2. Exercises for the Brain. Are you right-handed or left-handed? Or ambidextrous? It sounds like your right brain is dominant, and your left brain is the one that gets stuck and seizes. Since the left brain controls the right side of the body, try activities that will develop the right side of the body -- with the intent of developing non-seizure neural pathways for the left brain to engage in. So for instance you could lift weights with your right side, or writing numbers/drawing with your right hand, or listening to music in the right ear only. Try playing the piano with only the right hand, or playing guitar (which uses both hands independently) or trying to play the guitar "backwards". Count to 100 by tapping the fingers on your right hand. You get the idea.

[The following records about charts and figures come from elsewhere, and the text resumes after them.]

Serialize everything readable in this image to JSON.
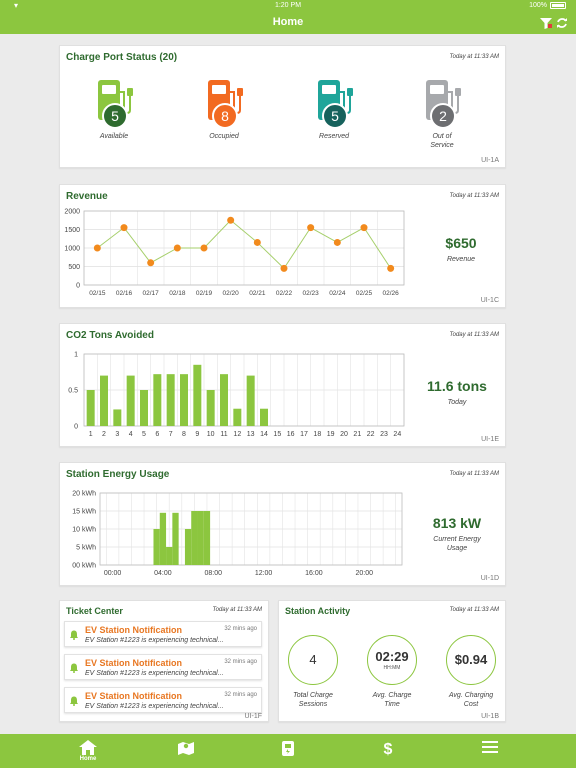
{
  "status_bar": {
    "time": "1:20 PM",
    "battery": "100%"
  },
  "nav": {
    "title": "Home"
  },
  "charge_port": {
    "title": "Charge Port Status (20)",
    "time": "Today at 11:33 AM",
    "code": "UI-1A",
    "ports": [
      {
        "count": "5",
        "label": "Available",
        "color": "#8cc63f"
      },
      {
        "count": "8",
        "label": "Occupied",
        "color": "#f26a21"
      },
      {
        "count": "5",
        "label": "Reserved",
        "color": "#1fa59a"
      },
      {
        "count": "2",
        "label_line1": "Out of",
        "label_line2": "Service",
        "color": "#a7a9ac"
      }
    ]
  },
  "revenue": {
    "title": "Revenue",
    "time": "Today at 11:33 AM",
    "code": "UI-1C",
    "value": "$650",
    "value_label": "Revenue"
  },
  "co2": {
    "title": "CO2 Tons Avoided",
    "time": "Today at 11:33 AM",
    "code": "UI-1E",
    "value": "11.6 tons",
    "value_label": "Today"
  },
  "energy": {
    "title": "Station Energy Usage",
    "time": "Today at 11:33 AM",
    "code": "UI-1D",
    "value": "813 kW",
    "value_label_line1": "Current Energy",
    "value_label_line2": "Usage"
  },
  "ticket_center": {
    "title": "Ticket Center",
    "time": "Today at 11:33 AM",
    "code": "UI-1F",
    "items": [
      {
        "title": "EV Station Notification",
        "message": "EV Station #1223 is experiencing technical...",
        "ago": "32 mins ago"
      },
      {
        "title": "EV Station Notification",
        "message": "EV Station #1223 is experiencing technical...",
        "ago": "32 mins ago"
      },
      {
        "title": "EV Station Notification",
        "message": "EV Station #1223 is experiencing technical...",
        "ago": "32 mins ago"
      }
    ]
  },
  "station_activity": {
    "title": "Station Activity",
    "time": "Today at 11:33 AM",
    "code": "UI-1B",
    "metrics": [
      {
        "value": "4",
        "label_line1": "Total Charge",
        "label_line2": "Sessions"
      },
      {
        "value": "02:29",
        "unit": "HH:MM",
        "label_line1": "Avg. Charge",
        "label_line2": "Time"
      },
      {
        "value": "$0.94",
        "label_line1": "Avg. Charging",
        "label_line2": "Cost"
      }
    ]
  },
  "tabbar": {
    "home_label": "Home"
  },
  "colors": {
    "accent": "#8cc63f",
    "title": "#2f6b2f",
    "orange": "#e87722"
  },
  "chart_data": [
    {
      "type": "line",
      "categories": [
        "02/15",
        "02/16",
        "02/17",
        "02/18",
        "02/19",
        "02/20",
        "02/21",
        "02/22",
        "02/23",
        "02/24",
        "02/25",
        "02/26"
      ],
      "series": [
        {
          "values": [
            1000,
            1550,
            600,
            1000,
            1000,
            1750,
            1150,
            450,
            1550,
            1150,
            1550,
            450
          ]
        }
      ],
      "y_ticks": [
        "0",
        "500",
        "1000",
        "1500",
        "2000"
      ],
      "ylim": [
        0,
        2000
      ],
      "grid": true
    },
    {
      "type": "bar",
      "categories": [
        "1",
        "2",
        "3",
        "4",
        "5",
        "6",
        "7",
        "8",
        "9",
        "10",
        "11",
        "12",
        "13",
        "14",
        "15",
        "16",
        "17",
        "18",
        "19",
        "20",
        "21",
        "22",
        "23",
        "24"
      ],
      "values": [
        0.5,
        0.7,
        0.23,
        0.7,
        0.5,
        0.72,
        0.72,
        0.72,
        0.85,
        0.5,
        0.72,
        0.24,
        0.7,
        0.24,
        0,
        0,
        0,
        0,
        0,
        0,
        0,
        0,
        0,
        0
      ],
      "y_ticks": [
        "0",
        "0.5",
        "1"
      ],
      "ylim": [
        0,
        1
      ],
      "grid": true
    },
    {
      "type": "bar",
      "x_ticks": [
        "00:00",
        "04:00",
        "08:00",
        "12:00",
        "16:00",
        "20:00"
      ],
      "x": [
        3.5,
        4.0,
        4.5,
        5.0,
        6.0,
        6.5,
        7.0,
        7.5
      ],
      "values": [
        10,
        14.5,
        5,
        14.5,
        10,
        15,
        15,
        15
      ],
      "y_ticks": [
        "00 kWh",
        "5 kWh",
        "10 kWh",
        "15 kWh",
        "20 kWh"
      ],
      "ylim": [
        0,
        20
      ],
      "xlim": [
        -1,
        23
      ],
      "grid": true
    }
  ]
}
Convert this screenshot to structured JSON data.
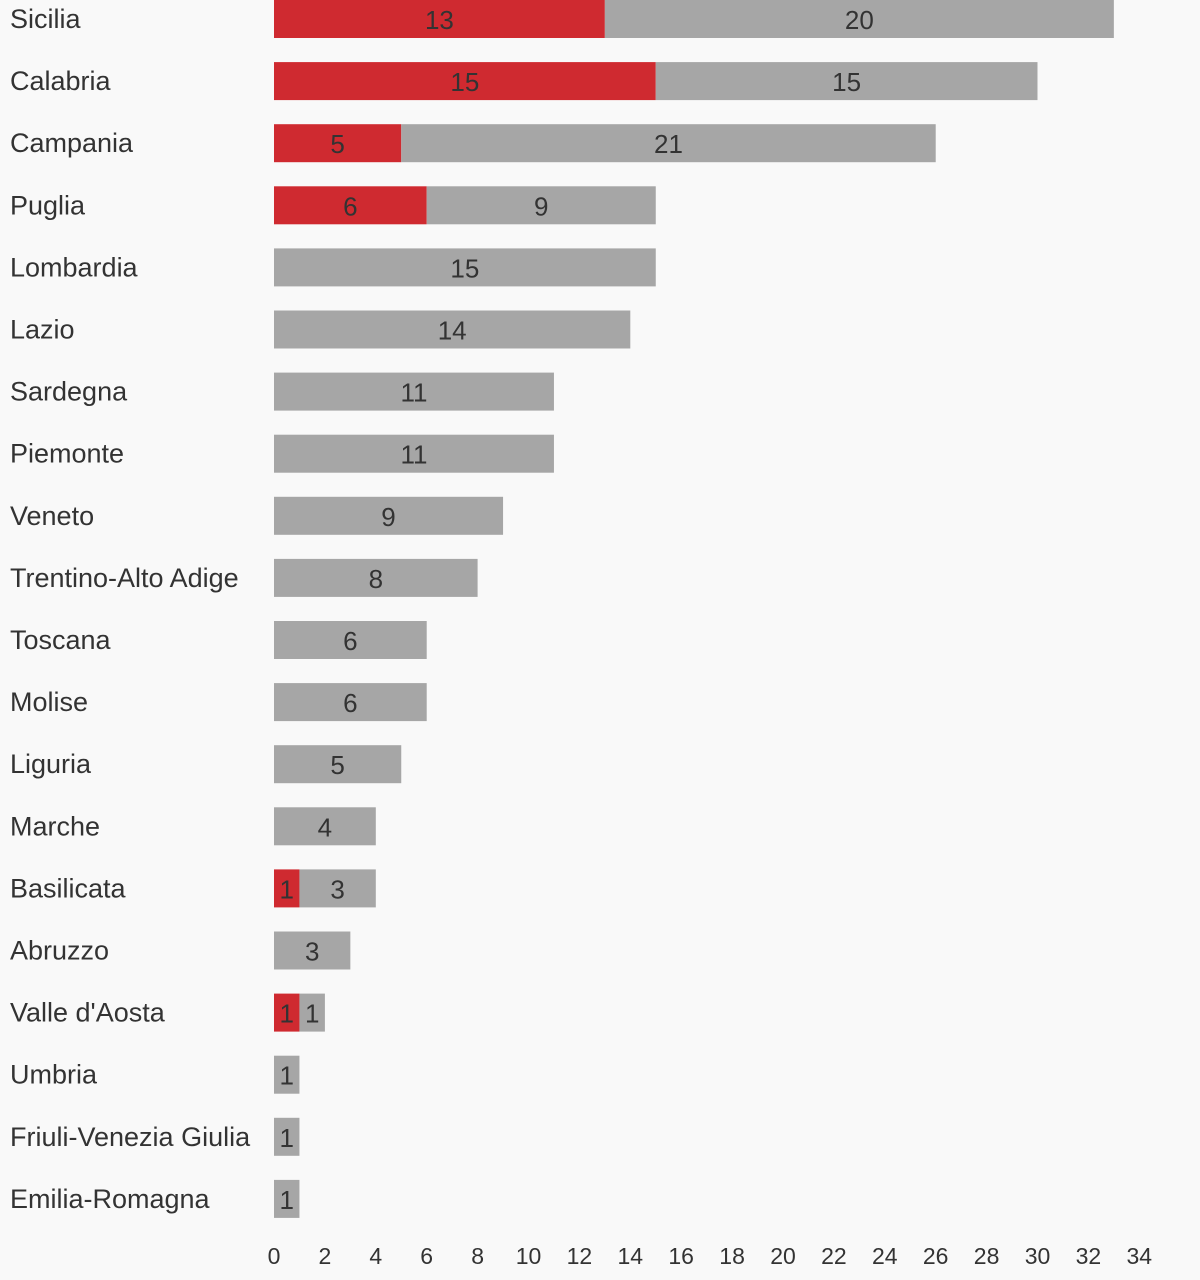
{
  "chart_data": {
    "type": "bar",
    "orientation": "horizontal",
    "stacked": true,
    "categories": [
      "Sicilia",
      "Calabria",
      "Campania",
      "Puglia",
      "Lombardia",
      "Lazio",
      "Sardegna",
      "Piemonte",
      "Veneto",
      "Trentino-Alto Adige",
      "Toscana",
      "Molise",
      "Liguria",
      "Marche",
      "Basilicata",
      "Abruzzo",
      "Valle d'Aosta",
      "Umbria",
      "Friuli-Venezia Giulia",
      "Emilia-Romagna"
    ],
    "series": [
      {
        "color": "#cf2a30",
        "values": [
          13,
          15,
          5,
          6,
          0,
          0,
          0,
          0,
          0,
          0,
          0,
          0,
          0,
          0,
          1,
          0,
          1,
          0,
          0,
          0
        ]
      },
      {
        "color": "#a6a6a6",
        "values": [
          20,
          15,
          21,
          9,
          15,
          14,
          11,
          11,
          9,
          8,
          6,
          6,
          5,
          4,
          3,
          3,
          1,
          1,
          1,
          1
        ]
      }
    ],
    "xlim": [
      0,
      34
    ],
    "xticks": [
      0,
      2,
      4,
      6,
      8,
      10,
      12,
      14,
      16,
      18,
      20,
      22,
      24,
      26,
      28,
      30,
      32,
      34
    ],
    "grid": false,
    "legend": "none",
    "title": "",
    "xlabel": "",
    "ylabel": ""
  }
}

3. Small Bites: As C0urt says above, break things down into small bites: Start with a simple number problem. Close your eyes and picture the numbers. Try solving it in your head, but stop if you feel anxious, and take a break. When you feel ready, tackle the problem one more time, breathing deeply, going slowly, seeing how far you can get. If you feel like you are making progress, tackle a simple geometry problem or an algebra problem from a sample test. Just one at a time (until you feel comfortable doing more than one), and then take a break in between to clear the brain. Experiment with having music in the background or with humming. Try copying the problem onto a large sheet of blank paper, drawing or writing as large as possible. Avoid looking at a computer monitor.

I hope these suggestions help. In general, rewiring the brain takes time, so results won't be instant. Be persistent, and pay attention to what works and what doesn't.

Best,
Nakamova
 
I am somewhat the same way with Calculus, as I use to be very good at it, well, I still am, but it triggers jerks. What is it with numbers and functions?

Billy.
 
My suggestion, would be to see what the disabled student services center at the college can offer you. If you've had an IEP in the past, or even if you haven't but can show medical reason for the designation Other Health Impaired. And your Neuro will write you a letter confirming that Mathematics is a trigger for you...you may be able to be excused from the math segment of the test.
 
And don't feel like you have to give up college! Many of us have managed to go through and get degrees..if not multiple or grad. degrees. It might take us a bit longer..but it's doable. :)

But definitely talk to the Students with Special Needs Services Center. They can help you out with your other classes you'll be taking too...things like getting photocopies of your prof's notes..having a note taker...getting extra times on exams...etc...

As for why math would be a trigger...I don't know...But mention it to the Neuro. It might be that your seizures are beginning in that segment of the brain that deals with math.